Reception and Collection of Chupicuaro Artifacts

 

Chupícuaro pottery first began appearing for sale by locals in the mid-1920s (Frierman ix). It was discovered by the area’s locals through the action of road cuts, plows, and looting (Weaver 6). The ceramics were considered “primitive art”, a style popularized from the Age of Discovery through the early and mid-20th century (“Primitivism”). Pablo Picasso and other well-known European artists were inspired to create “primitive” artwork by the works of “savage” and “uncivilized” nations recently colonized by Europe (“Primitivism”), making art collectors eager to buy the original artifacts on which these famous artists’ styles were based. The fascination with “primitive art” in connection with an earlier interest in “nineteenth and twentieth century French masters” inspired the purchase by Natalie Wood of Mildred and Edgar Dorsey Taylor’s extensive Chupícuaro collection, originally “assembled in the late ‘40s and early ‘50s (Frierman x)[1], undoubtedly along with many other unpublished private collections. Its popularity among collectors has made the site victim to severe plundering (Bichet 31).

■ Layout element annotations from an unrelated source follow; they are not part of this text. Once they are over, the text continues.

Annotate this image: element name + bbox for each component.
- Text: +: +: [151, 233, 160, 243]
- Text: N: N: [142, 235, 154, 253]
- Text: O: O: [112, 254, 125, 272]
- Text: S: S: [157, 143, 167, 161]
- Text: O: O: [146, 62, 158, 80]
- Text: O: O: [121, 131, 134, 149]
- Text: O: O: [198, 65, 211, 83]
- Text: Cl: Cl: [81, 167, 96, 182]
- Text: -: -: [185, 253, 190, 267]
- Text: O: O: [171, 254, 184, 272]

The academic world, meanwhile, took little interest in Chupícuaro. Faugère and Darras complain of the “handicaps” to the scholarship of West Mexico and Chupícuaro (“Chupícuaro”, par. 4). These regions are considered “marginal entities without monumental architecture” and not properly Mesoamerican (par. 4). They therefore suffer from a lack of large, continuous archaeological study (par. 4).


[1] This collection was photographed and annotated for inclusion as a photographic collection catalog in the Occasional Papers of the Museum & Laboratories of Ethnic Arts & Technology of the University of California, Los Angeles (López) and has proved invaluable for identifying and categorizing Chupícuaro works in the Miami University collection.